第15話 精霊姫の魔力喪失

 翌朝目覚めて、ファーファラがベッドから出ようとすると、ジョエラが心配そうな顔で駆けよってきた。


「ファーファラ様! お怪我をされているのですから、大人しくお休みになっていてください!」


「わたしならもう、大丈夫ですから。怪我はそんなに大きなものじゃなかったみたいです。それに、治療術士の方の腕も良かったですから。もう平気です」


「ですが――」


「ジョエラさんこそ大丈夫なんですか? 頭から血が出てたんですよ?」


「私は大丈夫です! 元々浅い傷でしたし、治療術士のお陰でもうすっかり塞がりましたから」


 ジョエラはそう言って自分の頭を指した。包帯はもう取られていた。


「じゃあ、お互い元気だってことで」


 ファーファラはニコリと笑って、ベッドから抜け出る。ジョエラも渋々それを許した。


「昨日も負傷者が出ましたから、薬だって作らないといけませんよね。それに……」


「どうかなさいましたか?」


 言い淀むファーファラに、ジョエラが尋ねる。何かあるという顔だった。


「いえ。とにかく、早く始めないと」


 だが、彼女は何も言わなかった。作業用の黒い耐熱性のローブに着替え、地下の実験室に不安げな重い足取りで向かっていった。



 いつものように釜に材料を放り込むと、ファーファラは釜の前に立ち、手を翳す。そして意識を集中させ、


「ファイア!」


 と呪文を唱える。だがいつものように青い炎は灯らなかった。


「ファーファラ様……?」


「やっぱり……」


 異変を察してジョエラが駆け寄る。だがファーファラの表情は、こうなることを予感していたようだった。

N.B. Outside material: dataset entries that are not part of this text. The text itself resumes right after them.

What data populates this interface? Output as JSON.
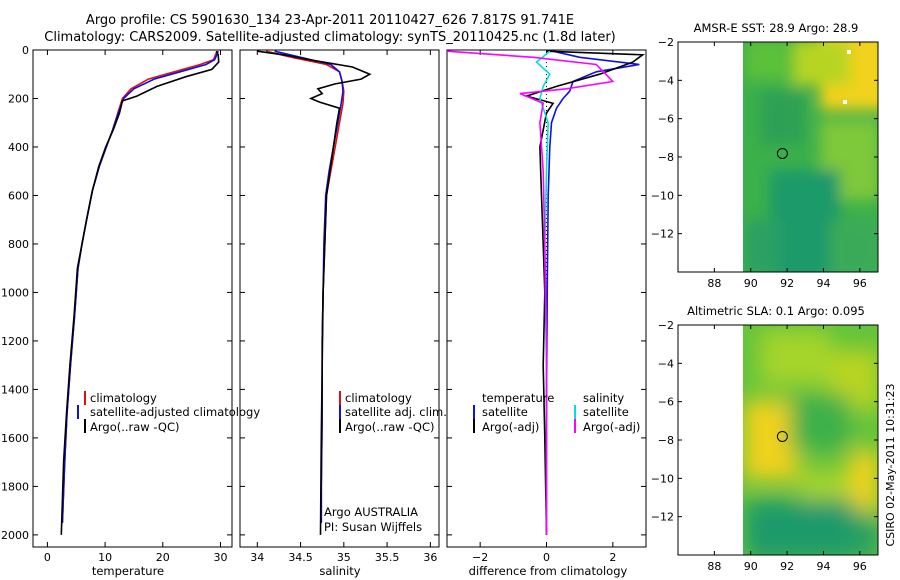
{
  "figure": {
    "title_line1": "Argo profile: CS 5901630_134 23-Apr-2011 20110427_626 7.817S 91.741E",
    "title_line2": "Climatology: CARS2009. Satellite-adjusted climatology: synTS_20110425.nc (1.8d later)",
    "side_stamp": "CSIRO 02-May-2011 10:31:23"
  },
  "colors": {
    "climatology": "#e01010",
    "satellite": "#1010e0",
    "argo": "#000000",
    "sal_satellite": "#00e0e0",
    "sal_argo": "#ff00ff"
  },
  "chart_data": [
    {
      "id": "temperature",
      "type": "line",
      "xlabel": "temperature",
      "xlim": [
        -2.5,
        32
      ],
      "ylim": [
        2050,
        0
      ],
      "xticks": [
        0,
        10,
        20,
        30
      ],
      "yticks": [
        0,
        200,
        400,
        600,
        800,
        1000,
        1200,
        1400,
        1600,
        1800,
        2000
      ],
      "legend": [
        "climatology",
        "satellite-adjusted climatology",
        "Argo(..raw -QC)"
      ],
      "series": [
        {
          "name": "climatology",
          "color": "#e01010",
          "x": [
            29.4,
            28.8,
            26.5,
            22.0,
            17.5,
            14.5,
            13.0,
            12.2,
            11.3,
            10.2,
            9.0,
            7.8,
            6.8,
            6.0,
            5.3,
            4.7,
            4.0,
            3.4,
            3.0,
            2.6
          ],
          "y": [
            5,
            40,
            60,
            90,
            120,
            160,
            200,
            260,
            330,
            400,
            480,
            580,
            700,
            800,
            900,
            1100,
            1300,
            1500,
            1700,
            1950
          ]
        },
        {
          "name": "satellite-adjusted climatology",
          "color": "#1010e0",
          "x": [
            29.6,
            29.0,
            27.5,
            23.0,
            18.5,
            15.0,
            13.2,
            12.3,
            11.3,
            10.2,
            9.0,
            7.8,
            6.8,
            6.0,
            5.3,
            4.7,
            4.0,
            3.4,
            3.0,
            2.6
          ],
          "y": [
            5,
            40,
            60,
            90,
            120,
            160,
            200,
            260,
            330,
            400,
            480,
            580,
            700,
            800,
            900,
            1100,
            1300,
            1500,
            1700,
            1950
          ]
        },
        {
          "name": "Argo(..raw -QC)",
          "color": "#000000",
          "x": [
            29.3,
            29.6,
            29.7,
            28.5,
            24.0,
            19.0,
            15.5,
            13.0,
            12.5,
            11.4,
            10.1,
            8.9,
            7.8,
            6.8,
            6.0,
            5.2,
            4.6,
            3.9,
            3.3,
            2.8,
            2.4
          ],
          "y": [
            5,
            20,
            50,
            80,
            110,
            150,
            190,
            210,
            260,
            330,
            400,
            480,
            580,
            700,
            800,
            900,
            1100,
            1300,
            1500,
            1700,
            2000
          ]
        }
      ]
    },
    {
      "id": "salinity",
      "type": "line",
      "xlabel": "salinity",
      "xlim": [
        33.8,
        36.1
      ],
      "ylim": [
        2050,
        0
      ],
      "xticks": [
        34,
        34.5,
        35,
        35.5,
        36
      ],
      "legend": [
        "climatology",
        "satellite adj. clim.",
        "Argo(..raw -QC)"
      ],
      "annotation": [
        "Argo AUSTRALIA",
        "PI: Susan Wijffels"
      ],
      "series": [
        {
          "name": "climatology",
          "color": "#e01010",
          "x": [
            34.1,
            34.4,
            34.8,
            34.95,
            34.98,
            35.0,
            34.99,
            34.95,
            34.9,
            34.85,
            34.8,
            34.78,
            34.76,
            34.75,
            34.75,
            34.74,
            34.74
          ],
          "y": [
            5,
            30,
            60,
            90,
            130,
            170,
            220,
            300,
            400,
            500,
            600,
            800,
            1000,
            1200,
            1500,
            1800,
            1950
          ]
        },
        {
          "name": "satellite adj. clim.",
          "color": "#1010e0",
          "x": [
            34.2,
            34.5,
            34.85,
            34.95,
            34.98,
            34.99,
            34.97,
            34.93,
            34.88,
            34.83,
            34.79,
            34.77,
            34.76,
            34.75,
            34.75,
            34.74,
            34.74
          ],
          "y": [
            5,
            30,
            60,
            90,
            130,
            170,
            220,
            300,
            400,
            500,
            600,
            800,
            1000,
            1200,
            1500,
            1800,
            1950
          ]
        },
        {
          "name": "Argo(..raw -QC)",
          "color": "#000000",
          "x": [
            34.0,
            34.3,
            34.6,
            35.1,
            35.3,
            35.2,
            34.9,
            34.7,
            34.75,
            34.62,
            34.72,
            34.95,
            34.92,
            34.88,
            34.84,
            34.8,
            34.78,
            34.76,
            34.75,
            34.74,
            34.73
          ],
          "y": [
            5,
            20,
            40,
            70,
            100,
            120,
            140,
            160,
            180,
            200,
            215,
            240,
            300,
            400,
            500,
            600,
            800,
            1000,
            1300,
            1600,
            2000
          ]
        }
      ]
    },
    {
      "id": "difference",
      "type": "line",
      "xlabel": "difference from climatology",
      "xlim": [
        -3,
        3
      ],
      "ylim": [
        2050,
        0
      ],
      "xticks": [
        -2,
        0,
        2
      ],
      "legend_temperature": {
        "heading": "temperature",
        "items": [
          "satellite",
          "Argo(-adj)"
        ]
      },
      "legend_salinity": {
        "heading": "salinity",
        "items": [
          "satellite",
          "Argo(-adj)"
        ]
      },
      "series": [
        {
          "name": "temperature satellite",
          "color": "#1010e0",
          "x": [
            0.2,
            1.0,
            2.8,
            1.5,
            0.8,
            0.7,
            0.5,
            0.3,
            0.15,
            0.1,
            0.05,
            0.02,
            0.0,
            0.0
          ],
          "y": [
            5,
            30,
            60,
            90,
            130,
            170,
            200,
            240,
            300,
            400,
            600,
            1000,
            1500,
            1950
          ]
        },
        {
          "name": "temperature Argo(-adj)",
          "color": "#000000",
          "x": [
            0.0,
            2.9,
            2.6,
            1.6,
            0.3,
            -0.6,
            0.2,
            0.0,
            -0.2,
            -0.15,
            -0.1,
            -0.05,
            -0.1,
            -0.05,
            0.0
          ],
          "y": [
            5,
            20,
            50,
            100,
            150,
            190,
            220,
            260,
            400,
            600,
            800,
            1000,
            1300,
            1600,
            2000
          ]
        },
        {
          "name": "salinity satellite",
          "color": "#00e0e0",
          "x": [
            0.1,
            -0.3,
            0.1,
            -0.1,
            -0.2,
            0.05,
            0.0,
            -0.05,
            0.0,
            0.0
          ],
          "y": [
            5,
            50,
            100,
            150,
            200,
            300,
            500,
            800,
            1300,
            1950
          ]
        },
        {
          "name": "salinity Argo(-adj)",
          "color": "#ff00ff",
          "x": [
            -3.0,
            -0.4,
            1.5,
            2.0,
            0.6,
            -0.8,
            -0.1,
            -0.2,
            -0.1,
            -0.05,
            0.0,
            0.0
          ],
          "y": [
            5,
            30,
            60,
            130,
            160,
            180,
            220,
            300,
            500,
            800,
            1200,
            2000
          ]
        }
      ]
    },
    {
      "id": "sst_map",
      "type": "heatmap",
      "title": "AMSR-E SST: 28.9 Argo: 28.9",
      "xlim": [
        86,
        97
      ],
      "ylim": [
        -14,
        -2
      ],
      "xticks": [
        88,
        90,
        92,
        94,
        96
      ],
      "yticks": [
        -2,
        -4,
        -6,
        -8,
        -10,
        -12
      ],
      "data_lon_min": 90,
      "argo_lon": 91.741,
      "argo_lat": -7.817
    },
    {
      "id": "sla_map",
      "type": "heatmap",
      "title": "Altimetric SLA: 0.1 Argo: 0.095",
      "xlim": [
        86,
        97
      ],
      "ylim": [
        -14,
        -2
      ],
      "xticks": [
        88,
        90,
        92,
        94,
        96
      ],
      "yticks": [
        -2,
        -4,
        -6,
        -8,
        -10,
        -12
      ],
      "data_lon_min": 90,
      "argo_lon": 91.741,
      "argo_lat": -7.817
    }
  ]
}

「やはり、まだ怪我が。それか、昨日力を使い過ぎて……」


「いえ……違うんです。昨日襲われた時も何となく感じていたんですが……」


 ファーファラは俯いた。彼女の細い肩が小刻みに震えていた。


「え……?」


「精霊の力が、消えてしまったみたいなんです。今も……それを確かめたくて薬を作ろうとしました」


「なんですって⁉ でも、あの男なら……」


 ファーファラに手を出す前に、捕らえたはずだった。だからファーファラは力を失う条件を満たしてはいない。ジョエラはそう思っていたが、違ったのだろうか。


「ええ、ジョエラさんのお陰で何もされてはいません。でも……そうでなくて、力が消えてしまったみたいなんです」


 ファーファラがジョエラに負担を掛けまいと、慌てて首を振る。そしてどこか悲し気な笑みを浮かべてそう言った。


「そんな……そんなこと……だって……記録には……」


「記録にはないんでしょうけど、起きてしまったんです。ジョエラさん、このことは外に漏れないようにして下さい。それと、陛下にここに来ていただくようにお伝えください」


 ファーファラは落ち着いた様子で、ゆっくり、はっきりと言った。


「陛下に……?」


「はい。陛下には、ちゃんと話しておかなくては。精霊姫の力が無くなったということは、この国の危機でもあるんですから。対策を練る必要があるでしょう?」


「そうですね。分かりました。いま、陛下をお呼びします」


 ファーファラの落ち着き払った様子に、動揺していたジョエラも幾分冷静さを取り戻したようだった。彼女は急いで国王を呼びに行った。